Ao se abrir com a filha, aquela mulher  tão sofrida deitou e pela primeira vez depois de muito dormiu em paz.

Marjory estava aliviada, mas ainda faltava completar sua tranquilidade.
Com a ajuda da filha, resolveu consultar um analista que a ajudou com sua orientação.
Cada dia, os fantasmas que atormentavam aquela jovem senhora iam se distanciando mais.

O analista explicou para ela que o sofrimento das crianças que foram vítimas de abuso sexual, é não conseguirem contar o que se passou com elas, porque se julgam culpadas e diferentes das outras. É preciso contar para que os culpados sejam punidos e impedidos de abusarem de outras crianças.

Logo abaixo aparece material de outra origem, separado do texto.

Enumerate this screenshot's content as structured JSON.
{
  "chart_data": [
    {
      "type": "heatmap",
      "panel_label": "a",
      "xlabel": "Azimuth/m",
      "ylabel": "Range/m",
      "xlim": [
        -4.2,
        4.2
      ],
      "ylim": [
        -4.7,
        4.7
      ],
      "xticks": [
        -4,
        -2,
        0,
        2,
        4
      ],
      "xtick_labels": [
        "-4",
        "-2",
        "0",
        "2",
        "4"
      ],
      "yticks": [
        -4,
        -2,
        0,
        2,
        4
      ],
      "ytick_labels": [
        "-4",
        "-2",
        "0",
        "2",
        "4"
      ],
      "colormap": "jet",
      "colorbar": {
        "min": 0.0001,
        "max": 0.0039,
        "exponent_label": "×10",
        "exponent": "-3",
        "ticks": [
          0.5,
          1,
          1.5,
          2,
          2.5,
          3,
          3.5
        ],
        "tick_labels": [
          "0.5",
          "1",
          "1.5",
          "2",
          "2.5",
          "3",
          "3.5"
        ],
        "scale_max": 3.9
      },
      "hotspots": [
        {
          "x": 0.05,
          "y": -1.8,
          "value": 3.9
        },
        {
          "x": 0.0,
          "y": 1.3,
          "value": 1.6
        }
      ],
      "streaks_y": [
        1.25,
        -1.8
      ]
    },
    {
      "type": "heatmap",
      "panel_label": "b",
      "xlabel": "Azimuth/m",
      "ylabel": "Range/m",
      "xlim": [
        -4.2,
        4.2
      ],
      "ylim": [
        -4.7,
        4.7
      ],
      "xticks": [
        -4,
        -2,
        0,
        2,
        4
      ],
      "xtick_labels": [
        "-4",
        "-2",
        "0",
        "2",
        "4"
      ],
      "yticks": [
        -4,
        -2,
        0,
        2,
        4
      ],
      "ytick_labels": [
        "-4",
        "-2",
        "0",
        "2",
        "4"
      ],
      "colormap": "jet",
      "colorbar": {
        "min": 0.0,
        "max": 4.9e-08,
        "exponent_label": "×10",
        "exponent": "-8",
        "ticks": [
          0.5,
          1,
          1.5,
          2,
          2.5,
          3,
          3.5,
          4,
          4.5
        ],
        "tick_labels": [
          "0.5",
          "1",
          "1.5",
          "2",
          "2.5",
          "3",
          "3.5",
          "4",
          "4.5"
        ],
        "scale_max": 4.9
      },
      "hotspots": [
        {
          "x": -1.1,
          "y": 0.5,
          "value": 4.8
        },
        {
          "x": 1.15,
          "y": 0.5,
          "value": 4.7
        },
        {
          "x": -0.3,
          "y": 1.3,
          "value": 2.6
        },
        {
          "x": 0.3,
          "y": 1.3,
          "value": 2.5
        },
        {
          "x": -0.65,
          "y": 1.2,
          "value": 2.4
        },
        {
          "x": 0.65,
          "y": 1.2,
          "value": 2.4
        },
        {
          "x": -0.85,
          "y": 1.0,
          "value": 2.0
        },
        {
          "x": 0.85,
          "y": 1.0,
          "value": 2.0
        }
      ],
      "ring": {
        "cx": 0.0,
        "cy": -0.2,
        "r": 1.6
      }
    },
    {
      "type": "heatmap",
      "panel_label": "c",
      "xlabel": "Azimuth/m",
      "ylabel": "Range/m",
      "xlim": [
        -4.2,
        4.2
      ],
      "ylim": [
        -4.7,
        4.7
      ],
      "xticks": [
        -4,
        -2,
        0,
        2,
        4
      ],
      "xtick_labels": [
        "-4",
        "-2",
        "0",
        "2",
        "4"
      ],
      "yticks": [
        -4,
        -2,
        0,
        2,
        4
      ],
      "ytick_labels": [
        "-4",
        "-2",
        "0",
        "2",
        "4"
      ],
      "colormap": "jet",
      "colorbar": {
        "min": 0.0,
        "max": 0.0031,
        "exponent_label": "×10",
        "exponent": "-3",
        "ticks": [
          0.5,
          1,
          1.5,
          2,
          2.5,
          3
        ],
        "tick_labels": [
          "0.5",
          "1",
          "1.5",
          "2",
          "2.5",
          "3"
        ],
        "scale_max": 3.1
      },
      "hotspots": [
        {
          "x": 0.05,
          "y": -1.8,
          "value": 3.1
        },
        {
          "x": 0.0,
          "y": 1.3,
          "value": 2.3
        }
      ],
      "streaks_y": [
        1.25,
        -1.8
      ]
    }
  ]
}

Ele falou ainda que são muitas Marjorys espalhadas por todo país, divergindo apenas no modo como foram molestadas e como encararam o problema, revoltando-se, ficando de mal com a vida, pedindo apoio aos familiares e às autoridades, ou fazendo os seus corações transformarem-se em pedras de gelo.

Foram duas as fases da vida de Marjory, uma antes e outra depois da análise.

Após tudo isso, ela foi se transformando e aos poucos os fantasmas que a atormentavam deixaram-na para sempre.

Em uma reunião familiar, todos contribuíram para fundarem uma instituição de apoio a criança vítimas de abuso sexual, estendendo a ajuda a seus familiares.
Marjory muito alegre, abraçando o marido e os filhos, deu os primeiros passos para que a obra se realizasse com êxito e em tempo hábil.
A instituição recebeu o nome de “Passo a passo com amor.”